# Working for an Indian employer on UC457 dependent VISA



## skj_84 (Sep 20, 2012)

Hi,
I have a UC457 dependent Visa (sponsored by my wife's company) and I am going to accompany my wife on whom I will be dependent for around an year. 

If my Indian employer allows me to work remotely (i.e. living in Australia), is it legal for me to work from Australia for my Indian employer? Is there any legal obligations? Kindly, suggest...


----------



## borntobeaussie (Nov 30, 2011)

Its legal for u to work, whether remotely or otherwise as spouse visa for 457 has unlimited work rights. My spouse is working for an indian company on a dependent 457


----------



## skj_84 (Sep 20, 2012)

borntobeaussie said:


> Its legal for u to work, whether remotely or otherwise as spouse visa for 457 has unlimited work rights. My spouse is working for an indian company on a dependent 457


Good to hear that borntobeaussie. Can you pls. tel me more about it (sorry to have overloaded u with bunch of more queries ):

- Does your spouse need to pay any tax to aussie govt. although he is working for Indian employer sitting remotely in Australia OR he is just paying tax to india govt as usual...
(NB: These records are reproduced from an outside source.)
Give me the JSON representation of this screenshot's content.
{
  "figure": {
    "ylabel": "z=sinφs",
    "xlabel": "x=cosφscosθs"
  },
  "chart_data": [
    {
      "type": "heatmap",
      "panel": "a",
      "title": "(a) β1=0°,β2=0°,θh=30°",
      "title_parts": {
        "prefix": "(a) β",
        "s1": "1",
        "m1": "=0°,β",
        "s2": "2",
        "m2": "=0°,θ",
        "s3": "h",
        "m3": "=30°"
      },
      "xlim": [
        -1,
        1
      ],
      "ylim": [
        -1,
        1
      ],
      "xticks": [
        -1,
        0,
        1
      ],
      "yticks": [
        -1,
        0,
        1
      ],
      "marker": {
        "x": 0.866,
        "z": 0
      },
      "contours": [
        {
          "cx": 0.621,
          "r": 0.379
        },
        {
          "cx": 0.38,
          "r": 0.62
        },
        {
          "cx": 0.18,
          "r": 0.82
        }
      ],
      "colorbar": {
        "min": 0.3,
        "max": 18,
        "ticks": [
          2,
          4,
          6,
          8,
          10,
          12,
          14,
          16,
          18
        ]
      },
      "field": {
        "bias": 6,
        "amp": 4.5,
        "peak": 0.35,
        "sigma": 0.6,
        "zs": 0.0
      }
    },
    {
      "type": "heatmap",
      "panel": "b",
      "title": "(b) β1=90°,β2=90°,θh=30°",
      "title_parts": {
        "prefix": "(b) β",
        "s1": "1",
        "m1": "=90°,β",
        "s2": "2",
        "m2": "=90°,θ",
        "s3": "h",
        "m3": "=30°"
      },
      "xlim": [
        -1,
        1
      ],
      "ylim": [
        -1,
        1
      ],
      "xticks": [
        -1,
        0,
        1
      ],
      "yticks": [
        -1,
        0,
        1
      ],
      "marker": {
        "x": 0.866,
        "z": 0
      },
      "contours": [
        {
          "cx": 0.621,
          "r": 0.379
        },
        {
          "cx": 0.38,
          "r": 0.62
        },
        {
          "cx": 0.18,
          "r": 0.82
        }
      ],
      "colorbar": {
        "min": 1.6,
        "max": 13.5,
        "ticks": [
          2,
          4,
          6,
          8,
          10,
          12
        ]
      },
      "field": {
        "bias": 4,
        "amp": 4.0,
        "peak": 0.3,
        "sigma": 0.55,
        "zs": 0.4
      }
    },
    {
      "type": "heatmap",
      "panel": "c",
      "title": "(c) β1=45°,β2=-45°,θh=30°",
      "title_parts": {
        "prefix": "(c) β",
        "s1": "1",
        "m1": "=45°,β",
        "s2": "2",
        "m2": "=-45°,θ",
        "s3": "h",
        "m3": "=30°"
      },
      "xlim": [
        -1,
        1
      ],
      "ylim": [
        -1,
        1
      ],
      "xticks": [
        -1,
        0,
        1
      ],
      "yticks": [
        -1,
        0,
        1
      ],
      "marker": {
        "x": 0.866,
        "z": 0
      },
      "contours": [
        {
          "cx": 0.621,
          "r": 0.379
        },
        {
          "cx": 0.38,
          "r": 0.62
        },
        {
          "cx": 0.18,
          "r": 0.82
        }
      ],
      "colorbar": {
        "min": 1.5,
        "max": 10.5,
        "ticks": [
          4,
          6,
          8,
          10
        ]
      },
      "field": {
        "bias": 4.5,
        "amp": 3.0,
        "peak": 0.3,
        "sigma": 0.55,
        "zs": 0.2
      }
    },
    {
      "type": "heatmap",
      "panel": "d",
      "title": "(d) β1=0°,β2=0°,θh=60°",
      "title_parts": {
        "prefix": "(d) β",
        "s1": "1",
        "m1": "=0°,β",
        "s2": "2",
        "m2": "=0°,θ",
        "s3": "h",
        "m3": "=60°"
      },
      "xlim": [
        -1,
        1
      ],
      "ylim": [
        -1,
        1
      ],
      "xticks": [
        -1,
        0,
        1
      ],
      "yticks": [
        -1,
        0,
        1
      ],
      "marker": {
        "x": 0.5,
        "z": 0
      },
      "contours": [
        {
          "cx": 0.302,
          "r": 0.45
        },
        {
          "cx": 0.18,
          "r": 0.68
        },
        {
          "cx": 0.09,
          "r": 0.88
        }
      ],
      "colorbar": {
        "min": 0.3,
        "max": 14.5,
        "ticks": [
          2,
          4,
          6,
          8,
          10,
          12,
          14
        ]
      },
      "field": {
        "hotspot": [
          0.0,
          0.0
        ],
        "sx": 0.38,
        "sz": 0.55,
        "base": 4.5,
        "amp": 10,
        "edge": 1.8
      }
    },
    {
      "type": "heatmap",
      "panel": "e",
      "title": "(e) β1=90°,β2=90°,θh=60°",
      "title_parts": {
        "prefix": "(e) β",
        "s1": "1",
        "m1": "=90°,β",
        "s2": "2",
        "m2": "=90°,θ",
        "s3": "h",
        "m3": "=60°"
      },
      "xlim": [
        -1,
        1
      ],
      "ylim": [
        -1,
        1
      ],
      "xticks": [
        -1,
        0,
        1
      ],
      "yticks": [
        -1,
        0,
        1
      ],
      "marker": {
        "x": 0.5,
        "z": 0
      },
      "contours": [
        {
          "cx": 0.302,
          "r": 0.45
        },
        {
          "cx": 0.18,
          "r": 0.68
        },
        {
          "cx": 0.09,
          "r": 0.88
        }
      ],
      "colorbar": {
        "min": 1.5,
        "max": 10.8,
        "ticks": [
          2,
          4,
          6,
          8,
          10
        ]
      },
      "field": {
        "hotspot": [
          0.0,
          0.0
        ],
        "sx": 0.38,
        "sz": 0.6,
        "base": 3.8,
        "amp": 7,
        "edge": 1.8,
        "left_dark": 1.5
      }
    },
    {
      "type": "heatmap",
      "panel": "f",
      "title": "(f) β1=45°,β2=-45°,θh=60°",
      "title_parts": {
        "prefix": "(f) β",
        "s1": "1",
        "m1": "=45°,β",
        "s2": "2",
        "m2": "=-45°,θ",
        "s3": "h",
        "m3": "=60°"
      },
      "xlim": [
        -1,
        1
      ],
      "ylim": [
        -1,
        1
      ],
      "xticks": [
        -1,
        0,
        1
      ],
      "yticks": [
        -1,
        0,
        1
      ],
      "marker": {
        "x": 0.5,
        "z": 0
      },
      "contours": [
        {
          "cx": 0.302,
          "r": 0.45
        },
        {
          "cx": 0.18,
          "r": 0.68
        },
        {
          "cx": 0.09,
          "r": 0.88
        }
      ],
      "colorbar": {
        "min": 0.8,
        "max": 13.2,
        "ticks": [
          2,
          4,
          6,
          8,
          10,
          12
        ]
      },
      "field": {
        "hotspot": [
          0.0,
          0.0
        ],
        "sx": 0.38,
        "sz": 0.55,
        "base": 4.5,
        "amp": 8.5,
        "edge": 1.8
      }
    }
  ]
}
- How long has he been doing/or have plan to do the remote work... My manager said, it's possible that once u r more than 7 months away from India... then u r NRI and so the company may face some legal obligation while giving u salary in India... do u have any info on the validity of this statement?

- Do you (by any chance) also know if there could be any problem from Indian govt. side if an employee is working remotely for around an yr..... problem w.r.t employee and employer both...

Thanks,
Sujeet


----------



## Guest (Sep 20, 2012)

If you are resident in Australia you must file and pay taxes due on any income regardless of where your employer is based.


----------



## mpp (Jul 12, 2010)

skj_84 said:


> Good to hear that borntobeaussie. Can you pls. tel me more about it (sorry to have overloaded u with bunch of more queries ):
> 
> - Does your spouse need to pay any tax to aussie govt. although he is working for Indian employer sitting remotely in Australia OR he is just paying tax to india govt as usual...
> 
> ...



If you are a resident of Australia for tax purpose (that is either on 457 visa or PR) you need to pay tax on your worldwide income. That income could be any , in this case your income working for a foreign employer.


----------



## borntobeaussie (Nov 30, 2011)

Actually my spouse has been transferred under australian payroll so its a diff case for us. But as MPP mentioned, if u are a tax resident for Autralia, you will need to pay tax on ur worldwide income in Australia. Also whatevere ur company mentioned abt 7 months which will make u an NRI is also true. The official time for you to become an NRI after being away from India is 6 months. Remember than in case u have been in India for more than 180 days, u will be a tax resident for indian purpose as well. I have seen some of my friends taking their spouses on a L2 visa(US L1 spouse) and they have been working there for years. But again it will depend upon how flexible ur company is on this. 




mpp said:


> If you are a resident of Australia for tax purpose (that is either on 457 visa or PR) you need to pay tax on your worldwide income. That income could be any , in this case your income working for a foreign employer.


----------



## skj_84 (Sep 20, 2012)

Thanks borntobeaussie & _shel & mpp


----------